In recent years, the word Wanderlust is less commonly used in German, having been largely supplanted in the sense of 'desire to travel' by Fernweh ('a longing for far-away places'), coined as an antonym to Heimweh, 'homesickness', or 'travel fever' (Reisefieber).

==Sociology==
Robert E. Park in the early twentieth century saw wanderlust as in opposition to the values of status and organisation, while postmodernism would by contrast see it largely as playfully empowering.
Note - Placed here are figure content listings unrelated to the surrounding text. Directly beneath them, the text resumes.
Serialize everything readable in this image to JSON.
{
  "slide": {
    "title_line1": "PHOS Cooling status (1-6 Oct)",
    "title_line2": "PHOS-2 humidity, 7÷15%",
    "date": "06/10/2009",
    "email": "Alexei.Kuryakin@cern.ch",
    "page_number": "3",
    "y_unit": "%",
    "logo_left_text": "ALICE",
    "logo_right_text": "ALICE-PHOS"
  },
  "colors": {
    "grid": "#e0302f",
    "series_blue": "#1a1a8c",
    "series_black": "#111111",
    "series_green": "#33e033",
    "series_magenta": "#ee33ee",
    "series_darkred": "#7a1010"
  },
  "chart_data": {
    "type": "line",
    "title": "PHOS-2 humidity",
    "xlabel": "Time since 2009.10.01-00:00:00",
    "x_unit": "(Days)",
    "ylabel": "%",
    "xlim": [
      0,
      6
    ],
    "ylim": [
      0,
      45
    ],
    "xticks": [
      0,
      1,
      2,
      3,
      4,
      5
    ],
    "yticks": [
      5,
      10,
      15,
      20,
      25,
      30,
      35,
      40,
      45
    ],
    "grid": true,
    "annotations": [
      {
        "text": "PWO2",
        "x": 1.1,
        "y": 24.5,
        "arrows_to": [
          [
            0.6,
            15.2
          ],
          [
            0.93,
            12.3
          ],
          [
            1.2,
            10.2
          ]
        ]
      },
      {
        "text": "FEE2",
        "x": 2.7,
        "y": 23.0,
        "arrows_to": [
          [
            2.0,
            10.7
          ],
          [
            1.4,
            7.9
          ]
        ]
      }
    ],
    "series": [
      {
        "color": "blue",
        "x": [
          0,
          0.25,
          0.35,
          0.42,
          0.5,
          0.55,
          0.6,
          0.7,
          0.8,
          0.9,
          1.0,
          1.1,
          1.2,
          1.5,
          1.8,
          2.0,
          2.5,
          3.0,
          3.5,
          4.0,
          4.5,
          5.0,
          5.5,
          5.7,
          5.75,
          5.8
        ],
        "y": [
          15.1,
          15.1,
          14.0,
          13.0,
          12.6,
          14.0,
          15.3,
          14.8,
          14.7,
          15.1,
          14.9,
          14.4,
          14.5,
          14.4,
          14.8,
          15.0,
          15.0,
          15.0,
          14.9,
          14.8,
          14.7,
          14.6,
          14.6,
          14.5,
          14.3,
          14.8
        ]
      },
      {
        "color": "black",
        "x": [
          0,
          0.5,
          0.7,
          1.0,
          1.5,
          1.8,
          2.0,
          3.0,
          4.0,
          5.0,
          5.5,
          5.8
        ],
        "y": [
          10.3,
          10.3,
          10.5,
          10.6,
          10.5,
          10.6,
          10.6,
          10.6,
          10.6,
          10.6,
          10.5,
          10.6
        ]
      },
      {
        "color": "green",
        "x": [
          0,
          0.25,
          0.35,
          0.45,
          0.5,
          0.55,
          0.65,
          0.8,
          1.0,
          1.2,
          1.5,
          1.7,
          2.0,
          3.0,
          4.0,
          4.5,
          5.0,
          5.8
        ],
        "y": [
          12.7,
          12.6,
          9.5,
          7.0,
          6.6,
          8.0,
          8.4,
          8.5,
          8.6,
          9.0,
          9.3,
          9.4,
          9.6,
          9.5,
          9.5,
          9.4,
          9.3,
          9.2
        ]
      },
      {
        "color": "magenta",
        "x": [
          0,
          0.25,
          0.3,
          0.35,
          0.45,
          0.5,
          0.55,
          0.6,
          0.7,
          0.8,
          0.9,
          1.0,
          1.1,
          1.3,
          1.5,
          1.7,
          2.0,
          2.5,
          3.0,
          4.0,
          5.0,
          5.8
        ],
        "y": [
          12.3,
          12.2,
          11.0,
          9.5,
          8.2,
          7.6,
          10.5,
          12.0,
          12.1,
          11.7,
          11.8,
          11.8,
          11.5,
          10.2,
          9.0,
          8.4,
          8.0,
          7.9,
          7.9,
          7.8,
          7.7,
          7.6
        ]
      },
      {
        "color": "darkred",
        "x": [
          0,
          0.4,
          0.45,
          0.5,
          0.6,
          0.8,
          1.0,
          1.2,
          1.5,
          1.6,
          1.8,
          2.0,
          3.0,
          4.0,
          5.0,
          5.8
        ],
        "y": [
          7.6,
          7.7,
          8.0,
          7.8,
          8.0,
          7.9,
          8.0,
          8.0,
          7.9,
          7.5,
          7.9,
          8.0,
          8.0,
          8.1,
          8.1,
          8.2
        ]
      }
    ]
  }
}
In post-Enlightenment Europe, upper-class bachelors were encouraged to embark upon a Bildungsreise (roughly, 'cultural education journey'), often sightseeing trips to Italy or France.

Among tourists, sociologists distinguish sunlust from wanderlust as motivating forces – the former primarily seeking relaxation, the latter engagement with different cultural experiences.

==Psychology==
Wanderlust may reflect an intense urge for self-development by experiencing the unknown, confronting unforeseen challenges, getting to know unfamiliar cultures, ways of life and behaviours or may be driven by the desire to escape and leave behind depressive feelings of guilt, and has been linked to bipolar disorder in the periodicity of the attacks.

In adolescence, dissatisfaction with the restrictions of home and locality may also fuel the desire to travel.